Canadian Prime Minister Justin Trudeau said Tuesday the border is a source of vulnerability and added that the continued measure "will keep people in both of our countries safe".
"This will help us reopen and add another layer to how you go out safely", Tam said Wednesday in her daily briefing to Canadians on the COVID-19 pandemic. It was renewed for another 30 days on April 20.
"Countries that most successfully avoided severe outbreaks, like South Korea, Singapore and Taiwan, closed their borders from COVID-19 hotspots weeks before Canada did", said Kenney.
Infectious Disease Specialist Dr. Abdu Sharkawy said the latest recommendation is a prudent one, but cautioned that Canadians should not ease up on other public health efforts.
During his briefing Tuesday, Trudeau said that officials in both Canada and the USA will be using the delay to mull what their options are for lifting the travel restrictions and widely reopening business.
Some provinces, including Ontario and British Columbia, have emphasized their opposition to reopening the Canada-U.S. border until health authorities say it's okay to do so.
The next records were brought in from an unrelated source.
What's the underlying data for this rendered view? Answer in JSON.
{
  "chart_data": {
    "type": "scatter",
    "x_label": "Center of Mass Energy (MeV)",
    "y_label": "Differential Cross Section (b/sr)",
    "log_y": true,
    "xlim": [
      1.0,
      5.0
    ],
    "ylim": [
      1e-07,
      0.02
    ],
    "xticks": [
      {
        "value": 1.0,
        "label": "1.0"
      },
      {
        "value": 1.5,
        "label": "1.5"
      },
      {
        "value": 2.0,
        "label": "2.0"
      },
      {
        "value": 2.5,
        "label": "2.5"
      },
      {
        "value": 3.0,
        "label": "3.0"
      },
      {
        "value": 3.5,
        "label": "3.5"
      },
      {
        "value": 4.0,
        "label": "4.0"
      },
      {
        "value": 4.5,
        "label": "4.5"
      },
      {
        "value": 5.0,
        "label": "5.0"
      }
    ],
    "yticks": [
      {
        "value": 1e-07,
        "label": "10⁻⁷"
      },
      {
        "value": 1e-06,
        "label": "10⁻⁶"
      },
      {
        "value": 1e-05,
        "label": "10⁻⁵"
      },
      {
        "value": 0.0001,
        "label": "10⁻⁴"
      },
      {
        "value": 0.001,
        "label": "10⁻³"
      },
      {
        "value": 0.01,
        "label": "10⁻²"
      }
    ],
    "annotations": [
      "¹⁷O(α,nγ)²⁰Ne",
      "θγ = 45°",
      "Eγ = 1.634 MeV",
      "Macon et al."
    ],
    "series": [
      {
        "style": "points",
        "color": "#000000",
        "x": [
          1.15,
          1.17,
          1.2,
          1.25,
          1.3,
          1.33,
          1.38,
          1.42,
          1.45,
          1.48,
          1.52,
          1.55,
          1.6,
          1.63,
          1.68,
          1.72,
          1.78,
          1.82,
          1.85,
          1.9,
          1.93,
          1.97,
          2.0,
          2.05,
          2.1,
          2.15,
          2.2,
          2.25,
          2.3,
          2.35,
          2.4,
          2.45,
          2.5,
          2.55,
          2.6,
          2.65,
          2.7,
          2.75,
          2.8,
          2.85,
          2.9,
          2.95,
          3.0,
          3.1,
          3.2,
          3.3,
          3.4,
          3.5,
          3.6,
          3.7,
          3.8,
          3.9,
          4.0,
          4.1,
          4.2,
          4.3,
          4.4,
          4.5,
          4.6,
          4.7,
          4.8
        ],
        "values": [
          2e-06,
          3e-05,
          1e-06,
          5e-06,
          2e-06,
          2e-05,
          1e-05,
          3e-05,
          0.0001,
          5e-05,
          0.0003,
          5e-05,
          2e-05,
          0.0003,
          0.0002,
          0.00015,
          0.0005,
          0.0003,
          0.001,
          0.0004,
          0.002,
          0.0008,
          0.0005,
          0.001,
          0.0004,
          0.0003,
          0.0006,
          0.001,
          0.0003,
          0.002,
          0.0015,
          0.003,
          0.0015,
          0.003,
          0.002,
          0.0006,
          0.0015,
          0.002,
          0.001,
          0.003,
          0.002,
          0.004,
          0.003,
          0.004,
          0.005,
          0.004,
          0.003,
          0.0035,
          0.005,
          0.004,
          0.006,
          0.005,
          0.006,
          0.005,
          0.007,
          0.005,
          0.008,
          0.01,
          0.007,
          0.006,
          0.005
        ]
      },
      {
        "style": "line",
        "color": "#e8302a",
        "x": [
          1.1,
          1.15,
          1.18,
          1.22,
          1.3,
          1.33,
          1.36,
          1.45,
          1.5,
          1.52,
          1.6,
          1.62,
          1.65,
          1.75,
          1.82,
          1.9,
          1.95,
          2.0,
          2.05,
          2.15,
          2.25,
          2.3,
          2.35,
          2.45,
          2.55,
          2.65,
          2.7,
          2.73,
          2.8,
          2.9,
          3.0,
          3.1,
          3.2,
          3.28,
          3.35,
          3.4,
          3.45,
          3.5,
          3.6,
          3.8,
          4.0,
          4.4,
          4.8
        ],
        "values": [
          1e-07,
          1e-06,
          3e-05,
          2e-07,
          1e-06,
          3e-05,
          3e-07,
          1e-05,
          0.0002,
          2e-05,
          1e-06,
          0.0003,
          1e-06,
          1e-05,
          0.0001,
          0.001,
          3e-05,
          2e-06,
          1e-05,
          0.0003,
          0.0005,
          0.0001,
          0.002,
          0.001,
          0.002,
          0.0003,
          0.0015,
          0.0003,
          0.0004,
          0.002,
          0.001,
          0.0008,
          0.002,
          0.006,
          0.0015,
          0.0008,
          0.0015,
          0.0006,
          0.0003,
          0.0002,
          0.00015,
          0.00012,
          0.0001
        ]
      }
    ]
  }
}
Canada's chief public health officer is officially recommending Canadians wear non-medical face masks when maintaining a two-metre distance isn't possible.
The federal government says it's working with provinces to cover 50% of commercial rent for small businesses under financial pressure amid the COVID-19 pandemic. Last week, the head of the Customs and Border Protection (CBP) said that the barrier is going up faster than before the pandemic.
Meanwhile, the federal government is trying to make it easier for businesses impacted by COVID-19 to navigate the supports available - they've launched an online tool created to guide users to the appropriate programs, based on their needs. Much of Canada's food supply comes from or via the US.
Last Friday, Premier Doug Ford pleaded with landlords to be flexible. "Who knows exactly what the post-pandemic world will look like, exactly?"
The border closures first went into effect in March and were renewed one other time - in April - as deaths and infections due to the coronavirus continued to mount.
"We are not offering companies a bailout", Trudeau said Wednesday. "We won't hesitate to roll things back if necessary".
Health officials on Wednesday said those measures must continue through the spring and summer months and urged that "staying home when sick is a must".